Здесь всегда пахло сладкими фруктами, специями, рыбой: Этель каждый день приходила на рынок, а бывало, что и встречала моряков с уловом. Ей нравилась эта суета: на рынке она ощущала жизнь. Не только свою — города. Сейчас же резкий запах гари смешивался с запахом крови, живописные пальмы, охваченные огнем, сгибались словно от неподъемной ноши. На самом же деле они подавали сигнал бедствия жителям: сегодня жизнь города завершилась.
Так поняла Этель, обходя стонущего юного змеелюда, на вид почти человека, но не смогла ни пожалеть, ни остановиться — боялась слишком отстать.

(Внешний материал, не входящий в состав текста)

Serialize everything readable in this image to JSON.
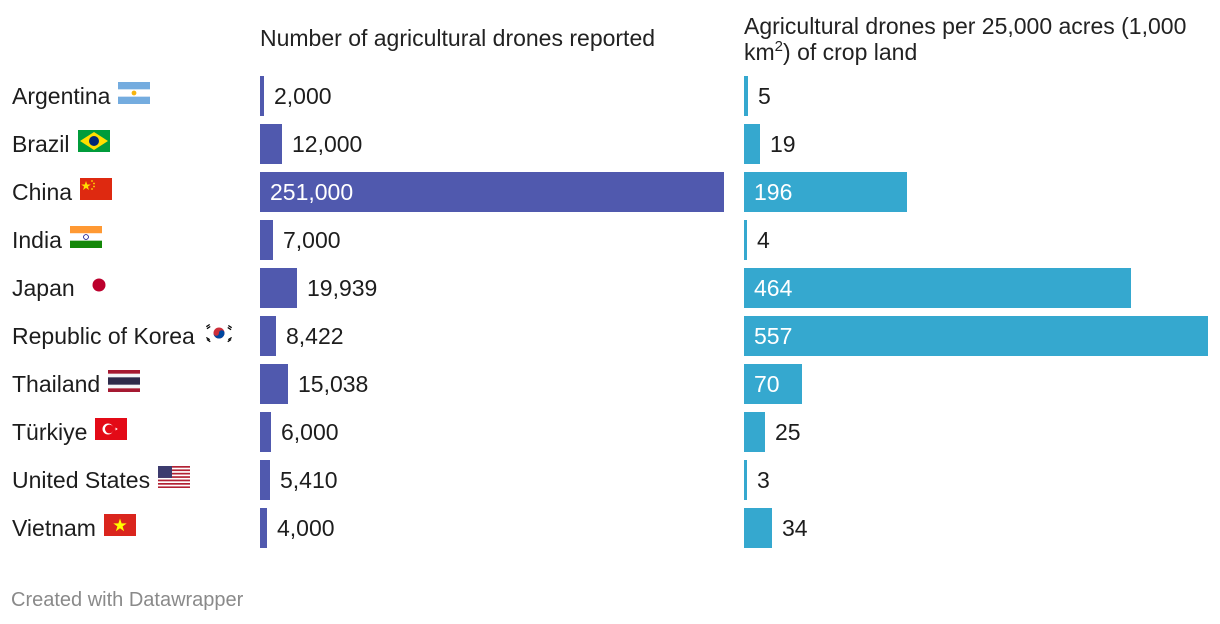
{
  "chart_data": {
    "type": "bar",
    "orientation": "horizontal",
    "categories": [
      "Argentina",
      "Brazil",
      "China",
      "India",
      "Japan",
      "Republic of Korea",
      "Thailand",
      "Türkiye",
      "United States",
      "Vietnam"
    ],
    "flag_icons": [
      "argentina-flag-icon",
      "brazil-flag-icon",
      "china-flag-icon",
      "india-flag-icon",
      "japan-flag-icon",
      "korea-flag-icon",
      "thailand-flag-icon",
      "turkiye-flag-icon",
      "united-states-flag-icon",
      "vietnam-flag-icon"
    ],
    "series": [
      {
        "name": "Number of agricultural drones reported",
        "title_text": "Number of agricultural drones reported",
        "color": "#5059ae",
        "values": [
          2000,
          12000,
          251000,
          7000,
          19939,
          8422,
          15038,
          6000,
          5410,
          4000
        ],
        "labels": [
          "2,000",
          "12,000",
          "251,000",
          "7,000",
          "19,939",
          "8,422",
          "15,038",
          "6,000",
          "5,410",
          "4,000"
        ],
        "xlim": [
          0,
          251000
        ]
      },
      {
        "name": "Agricultural drones per 25,000 acres (1,000 km2) of crop land",
        "title_text": "Agricultural drones per 25,000 acres (1,000 km",
        "title_sup": "2",
        "title_end": ") of crop land",
        "color": "#35a8cf",
        "values": [
          5,
          19,
          196,
          4,
          464,
          557,
          70,
          25,
          3,
          34
        ],
        "labels": [
          "5",
          "19",
          "196",
          "4",
          "464",
          "557",
          "70",
          "25",
          "3",
          "34"
        ],
        "xlim": [
          0,
          557
        ]
      }
    ],
    "credit": "Created with Datawrapper"
  }
}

Хотя ступать было невыносимо: босые ступни Этель постоянно натыкались на острые камни, обломки разрушенных стен, и это стало ее первостепенной задачей — не пораниться, не напороться на что-то острое и… смертельное. Эта игра самой с собой настолько захватила ее мысли, что в какой-то момент она перестала замечать и крики захватчиков, и стоны раненых, и злые взгляды орка, которые он то и дело бросал, оборачиваясь.
— Ну же! — прорычал он. — Нельзя поживее? Мерзкая девчонка! Хочешь остаться?
— Я… ой, простите…
Она потупила взгляд, залилась краской и застыла на месте — как делала всякий раз, когда почтенный Ди Форсун принимался ее отчитывать. Поэтому Этель даже сделала реверанс и на всякий случай сжалась, ожидая удар по спине или ступням.
Но ничего этого не последовало. Уши только заложило своим же дыханием, и она медленно выдохнула. Сейчас пройдет, сейчас все вернется, как было. Она снова окажется дома…
Но и этого не последовало. Лишь чья-то крепкая ладонь схватила ее за щиколотку и потянула на себя. В другую пятку впились острые камни. От неожиданности Этель позволила себе видеть и… встретилась глазами с напуганным раненым змеелюдом в императорских доспехах, который едва волочил хвост по земле, оставляя красный размазанный след. Вместо слов из его рта вырывались страшные звуки, значение которых Этель не могла разобрать. Рядом с ним билось в конвульсиях тело людского солдата.